Imagine this scenario:
- The CEO wants proof that the company’s cyber-defenses are solid.
- To keep things “objective,” the CEO hands the job to… the Sales Director—a talented deal-maker, but hardly a security professional.
- After a few weeks of interviews and policy reviews, the Sales Director’s report says: “We’re in great shape—nothing to worry about.”
- Confident, the CEO hires an outside penetration-testing firm to showcase these stellar results.
- The external testers quickly uncover serious holes: weak passwords, unpatched servers, and an incident-response plan that exists only in theory.
What went wrong?
The internal audit team simply lacked the technical know-how to spot real security issues.
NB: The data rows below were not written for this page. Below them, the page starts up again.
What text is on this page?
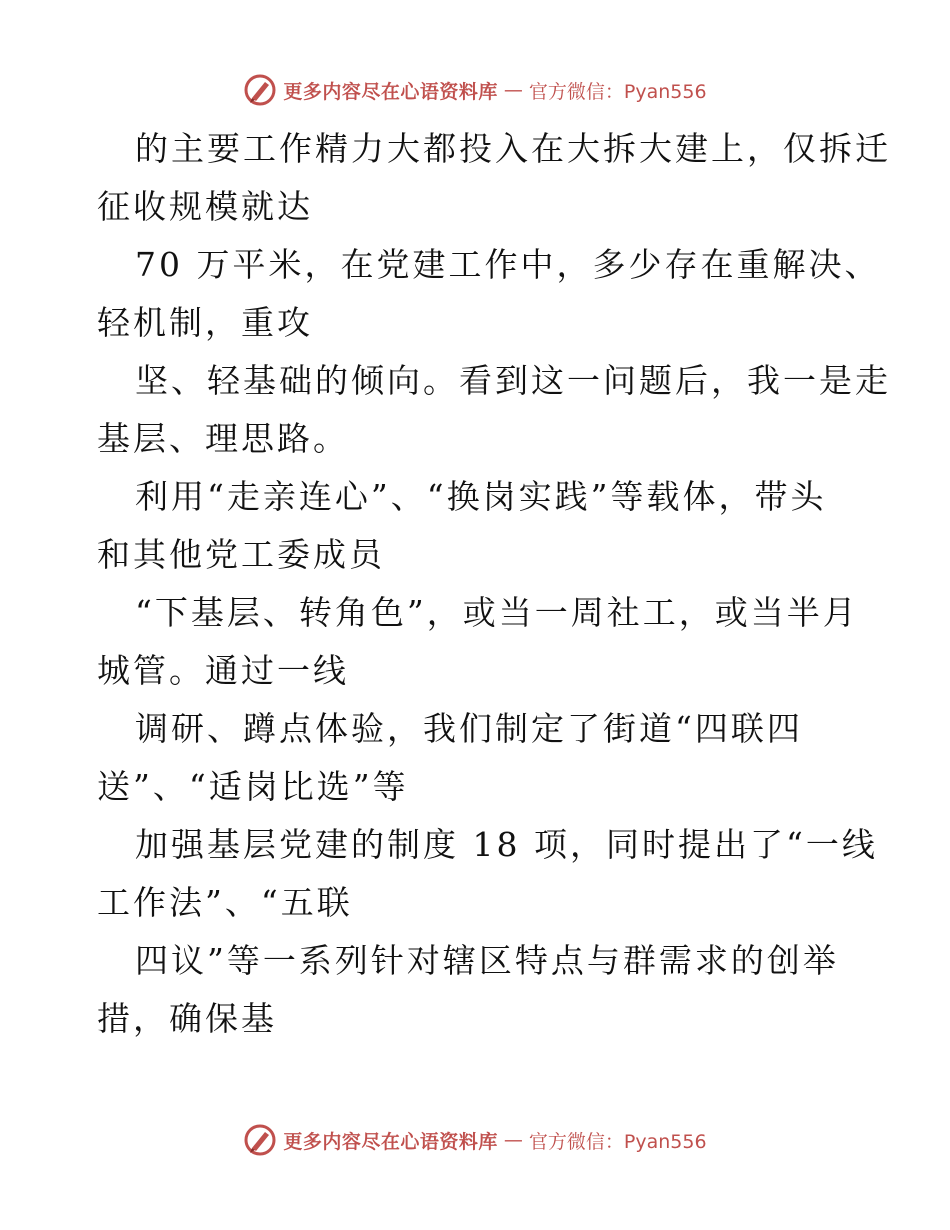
更多内容尽在心语资料库 — 官方微信：Pyan556
的主要工作精力大都投入在大拆大建上，仅拆迁
征收规模就达
70 万平米，在党建工作中，多少存在重解决、
轻机制，重攻
坚、轻基础的倾向。看到这一问题后，我一是走
基层、理思路。
利用“走亲连心”、“换岗实践”等载体，带头
和其他党工委成员
“下基层、转角色”，或当一周社工，或当半月
城管。通过一线
调研、蹲点体验，我们制定了街道“四联四
送”、“适岗比选”等
加强基层党建的制度 18 项，同时提出了“一线
工作法”、“五联
四议”等一系列针对辖区特点与群需求的创举
措，确保基
更多内容尽在心语资料库 — 官方微信：Pyan556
They checked documents, talked to staff, and confirmed that policies existed—but they didn’t dig deep enough to see whether those policies actually worked.
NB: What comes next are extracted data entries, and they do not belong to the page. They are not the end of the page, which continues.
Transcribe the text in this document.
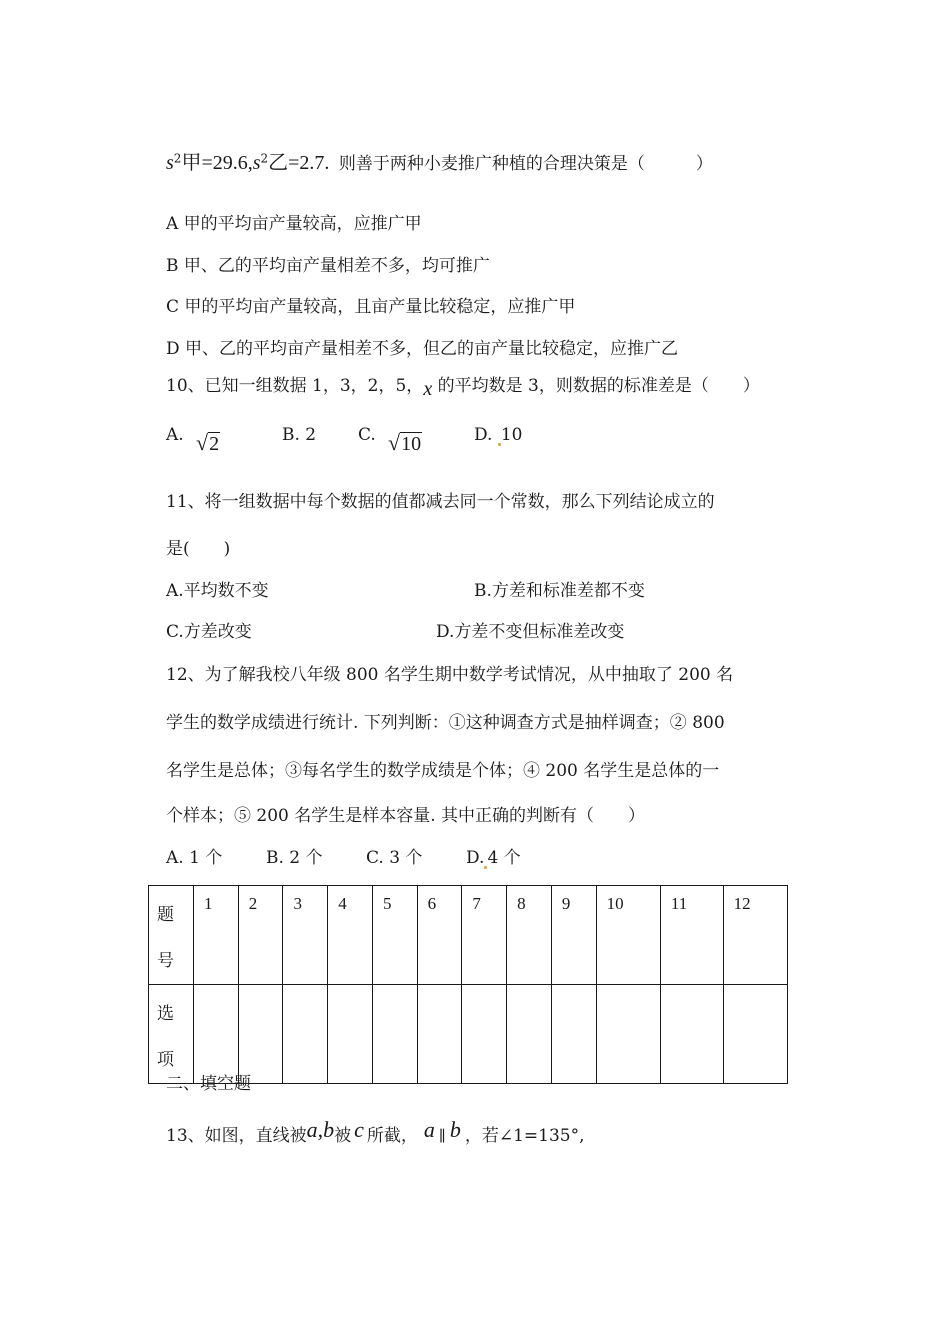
$s^2$甲$=29.6,s^2$乙=2.7. 则善于两种小麦推广种植的合理决策是（　　　）
A 甲的平均亩产量较高，应推广甲
B 甲、乙的平均亩产量相差不多，均可推广
C 甲的平均亩产量较高，且亩产量比较稳定，应推广甲
D 甲、乙的平均亩产量相差不多，但乙的亩产量比较稳定，应推广乙
10、已知一组数据 1，3，2，5，x 的平均数是 3，则数据的标准差是（　　）
A. √2	B. 2 C. √10	D. 10
11、将一组数据中每个数据的值都减去同一个常数，那么下列结论成立的
是(　　)
A.平均数不变	B.方差和标准差都不变
C.方差改变	D.方差不变但标准差改变
12、为了解我校八年级 800 名学生期中数学考试情况，从中抽取了 200 名
学生的数学成绩进行统计. 下列判断：①这种调查方式是抽样调查；② 800
名学生是总体；③每名学生的数学成绩是个体；④ 200 名学生是总体的一
个样本；⑤ 200 名学生是样本容量. 其中正确的判断有（　　）
A. 1 个	B. 2 个	C. 3 个	D. 4 个
题
号	1	2	3	4	5	6	7	8	9	10	11	12

选
项												

二、填空题
13、如图，直线被a,b被 c 所截， a ∥ b ，若∠1=135°,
Why Technical Expertise Is Non-Negotiable
| Role | Key Strengths | Missing Piece in a Cyber Audit |
|---|---|---|
| Sales Director | Negotiation, client relations, revenue focus | Deep understanding of firewalls, encryption, threat tactics |
| Professional Security Auditor / Pen Tester | Knowledge of attack methods, control frameworks, and compliance standards | None for this task—this is their bread and butter |
Three Lessons for Any Organization
- Match the task to the skill set
– Asking a non-technical leader to audit cybersecurity is like asking your brilliant accountant to fix the office plumbing. They might read the manual, but leaks will remain. - Trust, but verify—with specialists
– Internal reviews are valuable, yet they’re only a first layer. An external team brings fresh eyes, proven tools, and no internal bias. - Look beyond paperwork
– Policies and procedures are important, but effectiveness is proven only when controls are tested in the real (or simulated) world.
The Bottom Line
Security isn’t just “Do we have a policy?”—it’s “Does the policy actually protect us when someone tries to break in?”
If you want a reliable verdict on your defenses, put the assessment in the hands of professionals who live and breathe cybersecurity, not in the hands of well-intentioned colleagues whose expertise lies elsewhere.